Class of Bijective 128-Bit Hashes for GPU

skeeto / hash-prospector

Automated integer hash function discovery

The Unlicense

672 stars 27 forks source link

Class of Bijective 128-Bit Hashes for GPU #26

Open myth0genesis opened 1 year ago

myth0genesis commented 1 year ago

First of all, big fan of this class of hashes. Came across your work through Shadertoy and went way too far down the rabbithole trying to see if I could come up with a good adaption of this for 128-bit hashes on a GPU. I don't really know any C, so I couldn't give you the C equivalent here, but these are super fast on a GPU because 4-element vectors can swap 32-bit values between them at zero cost. I found an article by Marc Reynolds http://marc-b-reynolds.github.io/math/2017/10/13/XorRotate.html about reversing double XOR-rotates and came to the realization that a vector swizzle is just a rotation by multiples of 32 bits.

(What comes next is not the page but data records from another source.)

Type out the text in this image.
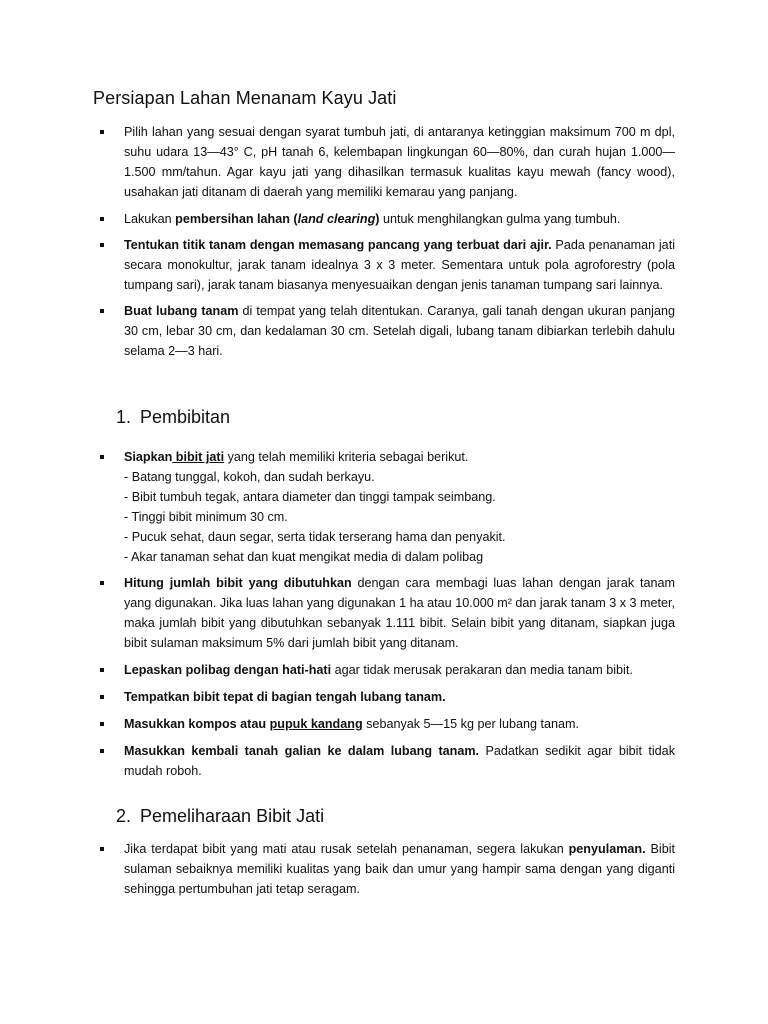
Persiapan Lahan Menanam Kayu Jati
Pilih lahan yang sesuai dengan syarat tumbuh jati, di antaranya ketinggian maksimum 700 m dpl, suhu udara 13—43° C, pH tanah 6, kelembapan lingkungan 60—80%, dan curah hujan 1.000—1.500 mm/tahun. Agar kayu jati yang dihasilkan termasuk kualitas kayu mewah (fancy wood), usahakan jati ditanam di daerah yang memiliki kemarau yang panjang.
Lakukan pembersihan lahan (land clearing) untuk menghilangkan gulma yang tumbuh.
Tentukan titik tanam dengan memasang pancang yang terbuat dari ajir. Pada penanaman jati secara monokultur, jarak tanam idealnya 3 x 3 meter. Sementara untuk pola agroforestry (pola tumpang sari), jarak tanam biasanya menyesuaikan dengan jenis tanaman tumpang sari lainnya.
Buat lubang tanam di tempat yang telah ditentukan. Caranya, gali tanah dengan ukuran panjang 30 cm, lebar 30 cm, dan kedalaman 30 cm. Setelah digali, lubang tanam dibiarkan terlebih dahulu selama 2—3 hari.
1. Pembibitan
Siapkan bibit jati yang telah memiliki kriteria sebagai berikut.
- Batang tunggal, kokoh, dan sudah berkayu.
- Bibit tumbuh tegak, antara diameter dan tinggi tampak seimbang.
- Tinggi bibit minimum 30 cm.
- Pucuk sehat, daun segar, serta tidak terserang hama dan penyakit.
- Akar tanaman sehat dan kuat mengikat media di dalam polibag
Hitung jumlah bibit yang dibutuhkan dengan cara membagi luas lahan dengan jarak tanam yang digunakan. Jika luas lahan yang digunakan 1 ha atau 10.000 m² dan jarak tanam 3 x 3 meter, maka jumlah bibit yang dibutuhkan sebanyak 1.111 bibit. Selain bibit yang ditanam, siapkan juga bibit sulaman maksimum 5% dari jumlah bibit yang ditanam.
Lepaskan polibag dengan hati-hati agar tidak merusak perakaran dan media tanam bibit.
Tempatkan bibit tepat di bagian tengah lubang tanam.
Masukkan kompos atau pupuk kandang sebanyak 5—15 kg per lubang tanam.
Masukkan kembali tanah galian ke dalam lubang tanam. Padatkan sedikit agar bibit tidak mudah roboh.
2. Pemeliharaan Bibit Jati
Jika terdapat bibit yang mati atau rusak setelah penanaman, segera lakukan penyulaman. Bibit sulaman sebaiknya memiliki kualitas yang baik dan umur yang hampir sama dengan yang diganti sehingga pertumbuhan jati tetap seragam.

So the GLSL code goes like this:

const uvec4 shft = uvec4(14U, 15U, 16U, 17U);
uvec4 bjhash128(uvec4 p) {
    p ^= p >> shft;
    p *= uvec4(0xEAF649A9U, 0x6AF649A9U, 0x050C2D35U, 0xAAF649A9U);
    p ^= p.yzwx ^ p.zwxy;
    p ^= p >> shft.yzwx;
    p *= uvec4(0x21F0AAADU, 0x0D0C2D35U, 0xE8F649A9U, 0xD30332D3U);
    p ^= p.yzwx ^ p.zwxy;
    return p ^ p >> shft.wxyz;
}

And the inverse:

uvec4 bjhash128_inv(uvec4 p) {
    p ^= p >> shft.wxyz;
    p.yz ^= p.yz >> (shft.xy << 1U);
    p = dblxoro128_inv(p);
    p *= uvec4(0x333C4925U, 0x12DC7D1DU, 0x349E6A99U, 0x3B43F55BU);
    p ^= p >> shft.yzwx;
    p.xw ^= p.xw >> (shft.yx << 1U);
    p = dblxoro128_inv(p);
    p *= uvec4(0x529E6A99U, 0xD29E6A99U, 0x5ADC7D1DU, 0x929E6A99U);
    p ^= p >> shft;
    p.xy ^= p.xy >> (shft.xy << 1U);
    return p;
}

And the Shadertoy is here https://www.shadertoy.com/view/mstXD2 with further explanation and some basic debugging tools. Obviously the above code was written with vector parallelism in mind, so I apologize if this doesn't translate to C very well, but I'm hoping this might give you a good starting point for developing a faster 128-bit variant in C. I was rolling around the idea of writing a compute shader to do what your Hash Prospector does, but on the GPU so as to be able to scale it efficiently for 128-bit testing. As such, I still haven't done any tests for statistical robustness other than a visual inspection, so there's room for improvement in choosing the correct constants and bitwise shifts. That being said, all the bits seem to be visually random, both the lowest and highest bits, so that gives me hope that this will be a feasible variant. I'm just curious as to what your thoughts are.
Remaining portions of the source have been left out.